Aims/hypothesis: The incretin hormone glucagon-like peptide 1 (GLP-1) has antihyperglycaemic effects, but its therapeutic usefulness is limited by its metabolic instability. Dipeptidyl peptidase IV (DPP-IV) is established as the primary inactivating enzyme, but the roles of other enzymes remain unclear. Methods: The effect of candoxatril, a selective inhibitor of neutral endopeptidase (NEP) 24.11, on GLP-1 pharmacokinetics/ pharmacodynamics with or without DPP-IV inhibition was examined in anaesthetised pigs. Results: During GLP-1 infusion, candoxatril doubled C-terminal immunoreactivity, improving the pharmacokinetics (t(1/2).3 +/- 0.1 to 8.8 +/- 1.2 min; metabolic clearance rate [MCR] 20.4 +/- 3.4 to 4.8 +/- 0.4 ml center dot kg(-1) center dot min(-1); p< 0.01), but had no effect upon intact GLP-1 (t(1/2) 1.4 +/- 0.1 to 1.6 +/- 0.1 min; MCR 47.9 +/- 8.0 to 38.8 +/- 5.0 ml center dot kg(-1) center dot min(-1)). Insulin responses to intravenous glucose were unaffected by candoxatril, but glucose tolerance was improved (Delta AUC(min 27 - 87) 118 +/- 5 to 74 +/- 14 min center dot mmol center dot l(-1); glucose elimination rate [k] 6.6 +/- 0.5 to 8.6 +/- 0.5%; p< 0.05). When candoxatril was co-administered with valine pyrrolidide (a DPP-IV inhibitor), changes in C-terminal GLP-1 pharmacokinetics mirrored those seen when candoxatril alone was administered (t(1/2) 2.7 +/- 0.3 and 7.7 +/- 0.8 min; MCR 17.3 +/- 2.6 and 6.5 +/- 0.8 ml center dot kg(-1) center dot min(-1) for valine pyrrolidide without and with candoxatril, respectively). However, intact GLP-1 pharmacokinetics were improved (t(1/2) 2.8 +/- 0.3 and 7.5 +/- 0.6 min; MCR 18.3 +/- 0.6 and 9.4 +/- 0.9 ml center dot kg(-1) center dot min(-1); p< 0.02), potentiating the antihyperglycaemic/ insulinotropic effects of GLP-1 ( glucose Delta AUC(min 27 - 87) 103 +/- 8 to 62 +/- 14 min center dot mmol center dot l(-1); k 6.8 +/- 0.4 to 11.4 +/- 1.4%; insulin Delta AUC(min 27 - 87) 3,680 +/- 738 to 7,201 +/- 1,183 min center dot pmol center dot l(-1); p< 0.05).

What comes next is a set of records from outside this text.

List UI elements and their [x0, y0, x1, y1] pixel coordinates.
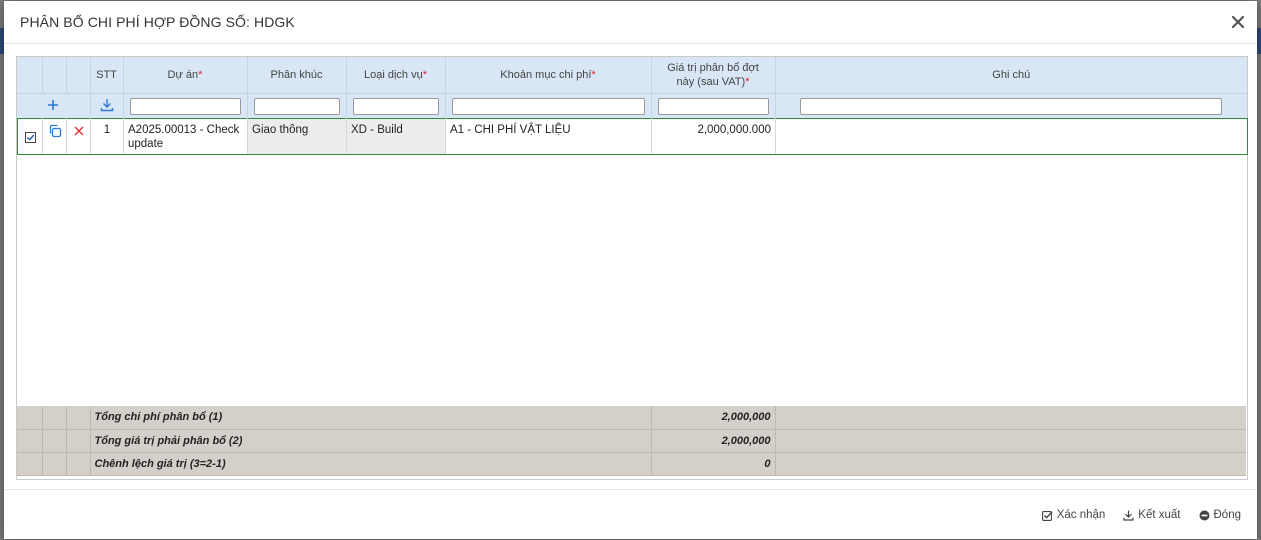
- check-square-icon: [1041, 510, 1053, 521]
- filter-khoan-muc-input[interactable]: [451, 97, 645, 115]
- download-icon[interactable]: [100, 98, 114, 112]
- confirm-button[interactable]: Xác nhận: [1041, 509, 1106, 521]
- cell-loai-dich-vu[interactable]: XD - Build: [346, 118, 446, 155]
- close-icon[interactable]: [1229, 13, 1247, 31]
- table-row[interactable]: 1 A2025.00013 - Check update Giao thông …: [17, 118, 1248, 155]
- summary-label: Chênh lệch giá trị (3=2-1): [90, 452, 652, 476]
- summary-row: Tổng chi phí phân bổ (1) 2,000,000: [17, 406, 1246, 430]
- backdrop-strip-right: [1257, 28, 1261, 54]
- close-label: Đóng: [1213, 509, 1242, 521]
- filter-loai-dich-vu-cell: [346, 93, 446, 119]
- minus-circle-icon: [1199, 510, 1210, 521]
- confirm-label: Xác nhận: [1056, 509, 1106, 521]
- delete-icon[interactable]: [74, 126, 84, 136]
- filter-phan-khuc-input[interactable]: [253, 97, 340, 115]
- filter-du-an-cell: [123, 93, 248, 119]
- add-row-cell: [17, 93, 91, 119]
- cell-du-an[interactable]: A2025.00013 - Check update: [123, 118, 248, 155]
- grid-header: STT Dự án* Phân khúc Loại dịch vụ* Khoản…: [17, 57, 1247, 119]
- header-du-an[interactable]: Dự án*: [123, 57, 248, 94]
- checkbox-checked-icon[interactable]: [24, 132, 36, 143]
- summary-value: 0: [651, 452, 776, 476]
- dialog-footer: Xác nhận Kết xuất Đóng: [4, 489, 1257, 540]
- summary-row: Chênh lệch giá trị (3=2-1) 0: [17, 452, 1246, 476]
- allocation-dialog: PHÂN BỔ CHI PHÍ HỢP ĐỒNG SỐ: HDGK STT Dự…: [4, 1, 1257, 539]
- header-select: [17, 57, 43, 94]
- filter-ghi-chu-input[interactable]: [800, 97, 1223, 115]
- cell-phan-khuc[interactable]: Giao thông: [247, 118, 347, 155]
- export-label: Kết xuất: [1138, 509, 1181, 521]
- download-icon: [1123, 510, 1134, 521]
- import-cell: [90, 93, 124, 119]
- header-delete: [66, 57, 91, 94]
- filter-gia-tri-cell: [651, 93, 776, 119]
- export-button[interactable]: Kết xuất: [1123, 509, 1181, 521]
- header-stt: STT: [90, 57, 124, 94]
- grid-summary: Tổng chi phí phân bổ (1) 2,000,000 Tổng …: [17, 406, 1246, 476]
- dialog-title: PHÂN BỔ CHI PHÍ HỢP ĐỒNG SỐ: HDGK: [20, 14, 295, 30]
- summary-value: 2,000,000: [651, 429, 776, 453]
- summary-label: Tổng chi phí phân bổ (1): [90, 406, 652, 430]
- filter-phan-khuc-cell: [247, 93, 347, 119]
- plus-icon[interactable]: [47, 99, 59, 111]
- header-khoan-muc[interactable]: Khoản mục chi phí*: [445, 57, 652, 94]
- grid-body: 1 A2025.00013 - Check update Giao thông …: [17, 118, 1248, 155]
- header-phan-khuc[interactable]: Phân khúc: [247, 57, 347, 94]
- close-button[interactable]: Đóng: [1199, 509, 1242, 521]
- cell-stt: 1: [90, 118, 124, 155]
- summary-value: 2,000,000: [651, 406, 776, 430]
- cell-gia-tri[interactable]: 2,000,000.000: [651, 118, 776, 155]
- filter-ghi-chu-cell: [775, 93, 1247, 119]
- cell-ghi-chu[interactable]: [775, 118, 1248, 155]
- cell-khoan-muc[interactable]: A1 - CHI PHÍ VẬT LIỆU: [445, 118, 652, 155]
- allocation-grid: STT Dự án* Phân khúc Loại dịch vụ* Khoản…: [16, 56, 1248, 480]
- copy-icon[interactable]: [48, 124, 62, 138]
- summary-label: Tổng giá trị phải phân bổ (2): [90, 429, 652, 453]
- row-delete-cell: [66, 118, 91, 155]
- filter-khoan-muc-cell: [445, 93, 652, 119]
- header-loai-dich-vu[interactable]: Loại dịch vụ*: [346, 57, 446, 94]
- row-copy-cell: [42, 118, 67, 155]
- header-gia-tri[interactable]: Giá trị phân bổ đợt này (sau VAT)*: [651, 57, 776, 94]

Conclusions/interpretation: This study confirms a role for NEP-24.11 in GLP-1 metabolism in vivo, suggesting that up to 50% of GLP-1 entering the circulation may be degraded by NEP-24.11. Furthermore, combined inhibition of DPP-IV and NEP-24.11 is superior to DPP-IV inhibition alone in preserving intact GLP-1, which raises the possibility that the combination has therapeutic potential.